The B777-236ER’s landing gear was manufactured to comply with this and therefore could not deal effectively with a ‘gear down’ grass landing.
‘This issue is of wider significance because the majority of potentially survivable aircraft impacts are within the airport environment on takeoff or landing and it is almost inevitable that some interaction with soft soil will take place,’ he said.
Prior to releasing the report, Walton and the team at the CIC were commissioned by the AAIB to employ finite element analysis (FEA) on the aircraft in order to reconstruct the dynamics of impact.
Due to the relatively large amount of soil deformation, the group initially considered using a meshless approach called Smoothed Particle Hydrodynamics (SPH) to model the ground surface.
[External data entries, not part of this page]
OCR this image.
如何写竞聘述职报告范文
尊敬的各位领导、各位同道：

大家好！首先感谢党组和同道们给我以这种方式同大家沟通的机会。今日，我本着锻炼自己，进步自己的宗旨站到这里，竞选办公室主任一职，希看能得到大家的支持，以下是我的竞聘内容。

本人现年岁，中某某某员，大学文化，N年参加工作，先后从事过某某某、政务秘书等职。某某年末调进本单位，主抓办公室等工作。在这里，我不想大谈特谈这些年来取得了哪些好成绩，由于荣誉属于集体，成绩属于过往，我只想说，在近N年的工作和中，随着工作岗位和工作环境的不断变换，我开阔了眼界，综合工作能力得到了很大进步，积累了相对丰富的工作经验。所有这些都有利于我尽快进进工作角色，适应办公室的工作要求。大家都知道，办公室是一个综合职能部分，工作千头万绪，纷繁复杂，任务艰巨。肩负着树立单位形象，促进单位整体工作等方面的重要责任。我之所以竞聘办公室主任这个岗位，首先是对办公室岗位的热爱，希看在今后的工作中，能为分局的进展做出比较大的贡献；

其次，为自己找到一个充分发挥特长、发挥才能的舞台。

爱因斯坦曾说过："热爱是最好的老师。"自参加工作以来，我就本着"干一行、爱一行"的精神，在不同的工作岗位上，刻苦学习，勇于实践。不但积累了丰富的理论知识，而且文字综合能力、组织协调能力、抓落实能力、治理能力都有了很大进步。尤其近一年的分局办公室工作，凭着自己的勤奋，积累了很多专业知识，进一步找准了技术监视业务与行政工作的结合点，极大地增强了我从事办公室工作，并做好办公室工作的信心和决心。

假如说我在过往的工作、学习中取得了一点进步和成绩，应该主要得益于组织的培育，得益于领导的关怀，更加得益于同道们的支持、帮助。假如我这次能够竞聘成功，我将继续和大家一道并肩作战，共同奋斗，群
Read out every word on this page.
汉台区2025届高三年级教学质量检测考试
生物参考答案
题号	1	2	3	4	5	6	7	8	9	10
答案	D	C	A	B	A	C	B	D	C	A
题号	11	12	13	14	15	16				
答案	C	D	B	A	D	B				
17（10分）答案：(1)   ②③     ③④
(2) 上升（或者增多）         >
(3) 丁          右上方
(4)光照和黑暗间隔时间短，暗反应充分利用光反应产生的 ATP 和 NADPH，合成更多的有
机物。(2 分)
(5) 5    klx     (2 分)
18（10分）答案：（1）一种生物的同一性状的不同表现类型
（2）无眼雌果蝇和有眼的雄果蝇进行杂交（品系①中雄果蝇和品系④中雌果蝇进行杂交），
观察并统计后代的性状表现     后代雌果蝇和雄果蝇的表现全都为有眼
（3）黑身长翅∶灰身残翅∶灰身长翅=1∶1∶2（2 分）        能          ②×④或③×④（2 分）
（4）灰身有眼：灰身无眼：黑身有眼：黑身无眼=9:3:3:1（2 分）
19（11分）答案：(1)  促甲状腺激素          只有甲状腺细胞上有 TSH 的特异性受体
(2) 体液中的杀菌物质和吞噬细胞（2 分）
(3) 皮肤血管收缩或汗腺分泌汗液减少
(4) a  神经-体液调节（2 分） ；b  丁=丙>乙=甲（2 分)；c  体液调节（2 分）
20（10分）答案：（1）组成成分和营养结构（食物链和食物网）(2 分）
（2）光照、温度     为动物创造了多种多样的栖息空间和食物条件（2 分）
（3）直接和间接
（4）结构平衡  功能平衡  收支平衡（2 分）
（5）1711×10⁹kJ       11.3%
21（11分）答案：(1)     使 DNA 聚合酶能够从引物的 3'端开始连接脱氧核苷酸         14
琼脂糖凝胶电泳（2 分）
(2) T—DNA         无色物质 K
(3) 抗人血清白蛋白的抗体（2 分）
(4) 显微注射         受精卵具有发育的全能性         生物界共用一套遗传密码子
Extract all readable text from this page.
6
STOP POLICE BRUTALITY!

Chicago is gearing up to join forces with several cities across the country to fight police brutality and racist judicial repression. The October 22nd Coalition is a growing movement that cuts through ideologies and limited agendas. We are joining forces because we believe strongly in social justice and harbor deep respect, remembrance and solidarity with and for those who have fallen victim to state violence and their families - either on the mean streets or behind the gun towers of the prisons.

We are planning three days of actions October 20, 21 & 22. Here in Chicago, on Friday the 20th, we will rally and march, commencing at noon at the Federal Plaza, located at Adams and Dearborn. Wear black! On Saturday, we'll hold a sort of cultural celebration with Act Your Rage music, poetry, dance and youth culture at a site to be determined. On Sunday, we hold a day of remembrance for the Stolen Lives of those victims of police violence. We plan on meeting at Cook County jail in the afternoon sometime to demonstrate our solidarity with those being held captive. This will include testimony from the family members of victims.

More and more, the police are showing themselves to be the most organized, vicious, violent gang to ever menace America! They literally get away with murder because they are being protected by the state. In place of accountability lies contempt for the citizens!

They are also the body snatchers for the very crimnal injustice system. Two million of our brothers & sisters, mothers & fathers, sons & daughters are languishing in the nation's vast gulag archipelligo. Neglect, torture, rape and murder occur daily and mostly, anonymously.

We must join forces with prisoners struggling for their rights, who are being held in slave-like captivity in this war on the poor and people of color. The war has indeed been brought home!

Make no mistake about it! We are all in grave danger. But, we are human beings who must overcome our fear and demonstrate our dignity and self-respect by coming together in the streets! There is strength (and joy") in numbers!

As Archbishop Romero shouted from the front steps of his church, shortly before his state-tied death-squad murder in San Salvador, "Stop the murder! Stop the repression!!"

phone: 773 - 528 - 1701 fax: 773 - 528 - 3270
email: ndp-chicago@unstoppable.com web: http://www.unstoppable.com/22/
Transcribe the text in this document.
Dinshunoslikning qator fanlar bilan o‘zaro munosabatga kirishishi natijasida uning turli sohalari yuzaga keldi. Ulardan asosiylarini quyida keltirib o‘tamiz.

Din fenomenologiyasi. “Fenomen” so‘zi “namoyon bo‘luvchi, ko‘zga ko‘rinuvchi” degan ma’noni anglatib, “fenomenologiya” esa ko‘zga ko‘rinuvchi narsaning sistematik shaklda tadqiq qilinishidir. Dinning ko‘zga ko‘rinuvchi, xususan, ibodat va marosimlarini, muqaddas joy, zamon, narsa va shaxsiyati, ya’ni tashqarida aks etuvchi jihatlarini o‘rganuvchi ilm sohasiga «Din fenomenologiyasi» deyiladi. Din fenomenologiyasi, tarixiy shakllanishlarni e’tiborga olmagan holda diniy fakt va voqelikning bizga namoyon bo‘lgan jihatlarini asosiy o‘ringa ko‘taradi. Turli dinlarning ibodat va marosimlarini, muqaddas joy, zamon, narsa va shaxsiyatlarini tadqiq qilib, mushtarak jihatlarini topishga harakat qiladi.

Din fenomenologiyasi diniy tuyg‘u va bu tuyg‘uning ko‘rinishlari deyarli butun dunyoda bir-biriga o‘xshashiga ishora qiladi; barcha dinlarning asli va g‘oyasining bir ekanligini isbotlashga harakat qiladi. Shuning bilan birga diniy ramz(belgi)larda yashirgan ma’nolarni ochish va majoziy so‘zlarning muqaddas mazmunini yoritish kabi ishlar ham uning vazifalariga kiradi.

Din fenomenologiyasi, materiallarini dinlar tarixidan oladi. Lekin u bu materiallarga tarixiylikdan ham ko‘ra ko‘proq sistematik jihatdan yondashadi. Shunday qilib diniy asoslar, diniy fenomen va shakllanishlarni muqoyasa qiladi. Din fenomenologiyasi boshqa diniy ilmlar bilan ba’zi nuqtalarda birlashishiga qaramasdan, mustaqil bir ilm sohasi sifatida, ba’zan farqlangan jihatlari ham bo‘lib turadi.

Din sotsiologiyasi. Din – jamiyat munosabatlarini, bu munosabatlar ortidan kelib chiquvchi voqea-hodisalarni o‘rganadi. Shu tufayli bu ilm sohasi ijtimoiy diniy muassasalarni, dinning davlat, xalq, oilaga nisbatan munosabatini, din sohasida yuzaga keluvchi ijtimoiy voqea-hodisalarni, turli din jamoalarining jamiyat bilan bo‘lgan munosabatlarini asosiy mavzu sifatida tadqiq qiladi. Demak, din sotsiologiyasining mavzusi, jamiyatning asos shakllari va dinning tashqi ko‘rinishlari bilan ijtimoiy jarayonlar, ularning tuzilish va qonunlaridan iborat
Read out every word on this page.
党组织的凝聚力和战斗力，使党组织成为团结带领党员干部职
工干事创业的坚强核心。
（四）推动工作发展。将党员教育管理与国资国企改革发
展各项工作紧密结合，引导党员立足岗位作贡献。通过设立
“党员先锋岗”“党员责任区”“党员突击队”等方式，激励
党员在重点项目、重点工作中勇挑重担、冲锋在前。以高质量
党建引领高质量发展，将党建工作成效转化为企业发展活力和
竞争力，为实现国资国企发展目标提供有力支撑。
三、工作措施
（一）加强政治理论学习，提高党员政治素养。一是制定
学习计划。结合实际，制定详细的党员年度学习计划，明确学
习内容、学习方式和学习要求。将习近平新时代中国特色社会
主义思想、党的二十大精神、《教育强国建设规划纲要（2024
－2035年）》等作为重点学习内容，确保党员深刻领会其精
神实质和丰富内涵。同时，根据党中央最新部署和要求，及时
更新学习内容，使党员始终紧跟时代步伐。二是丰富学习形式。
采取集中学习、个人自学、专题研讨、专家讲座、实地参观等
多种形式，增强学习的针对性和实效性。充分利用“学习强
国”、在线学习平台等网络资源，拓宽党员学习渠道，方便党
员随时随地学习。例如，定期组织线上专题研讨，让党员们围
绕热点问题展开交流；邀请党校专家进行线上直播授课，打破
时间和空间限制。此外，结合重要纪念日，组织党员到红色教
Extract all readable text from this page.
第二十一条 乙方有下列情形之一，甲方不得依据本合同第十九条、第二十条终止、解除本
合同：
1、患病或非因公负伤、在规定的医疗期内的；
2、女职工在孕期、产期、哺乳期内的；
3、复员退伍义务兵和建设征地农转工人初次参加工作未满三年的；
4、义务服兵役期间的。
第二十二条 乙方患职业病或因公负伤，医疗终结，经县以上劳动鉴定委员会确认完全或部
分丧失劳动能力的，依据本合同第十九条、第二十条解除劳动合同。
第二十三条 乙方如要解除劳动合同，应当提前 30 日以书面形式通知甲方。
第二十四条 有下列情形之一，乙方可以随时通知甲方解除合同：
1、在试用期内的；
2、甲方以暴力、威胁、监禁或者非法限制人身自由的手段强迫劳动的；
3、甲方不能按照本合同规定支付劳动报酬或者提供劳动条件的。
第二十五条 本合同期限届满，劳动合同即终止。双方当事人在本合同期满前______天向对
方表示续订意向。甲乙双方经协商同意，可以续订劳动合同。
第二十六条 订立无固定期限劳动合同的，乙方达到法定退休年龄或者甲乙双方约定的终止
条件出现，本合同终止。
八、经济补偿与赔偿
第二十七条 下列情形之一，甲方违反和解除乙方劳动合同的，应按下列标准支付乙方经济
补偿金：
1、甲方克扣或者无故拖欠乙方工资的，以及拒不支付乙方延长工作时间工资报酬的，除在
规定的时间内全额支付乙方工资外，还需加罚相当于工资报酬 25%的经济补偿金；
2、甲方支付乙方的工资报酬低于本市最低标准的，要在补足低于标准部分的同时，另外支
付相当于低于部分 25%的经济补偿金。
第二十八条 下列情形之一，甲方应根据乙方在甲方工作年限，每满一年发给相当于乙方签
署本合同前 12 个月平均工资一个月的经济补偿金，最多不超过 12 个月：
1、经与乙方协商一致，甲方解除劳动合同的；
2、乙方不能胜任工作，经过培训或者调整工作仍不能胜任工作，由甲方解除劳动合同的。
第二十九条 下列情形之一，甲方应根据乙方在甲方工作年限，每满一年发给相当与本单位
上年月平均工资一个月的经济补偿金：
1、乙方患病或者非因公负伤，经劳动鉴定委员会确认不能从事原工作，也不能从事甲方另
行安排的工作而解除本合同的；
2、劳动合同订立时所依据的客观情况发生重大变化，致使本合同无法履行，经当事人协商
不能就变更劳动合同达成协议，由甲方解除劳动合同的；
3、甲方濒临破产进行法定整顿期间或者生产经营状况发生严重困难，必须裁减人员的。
However, after modelling they found that a conventional FE mesh could represent the soil deformation more effectively.
This FE mesh was generated by a software package known as LS-DYNA, with soil tests and measurement data from the crash site contributing to the simulation.
Walton said: ‘In the case of this crash model, impact simulation with the soft soil indicated a different and less favourable behaviour in the fuse pins when compared to an identical simulation with a hard runway.’
While the soft-ground simulation did not match the exact fuse-pin behaviour seen during the crash, the CIC believes the simulation results combined with actual data could be significant in modifying future landing-gear design.
The AAIB report is due to be reviewed by the regulatory authorities, who will decide whether to conduct further research and simulations of aircraft impact on soft soil.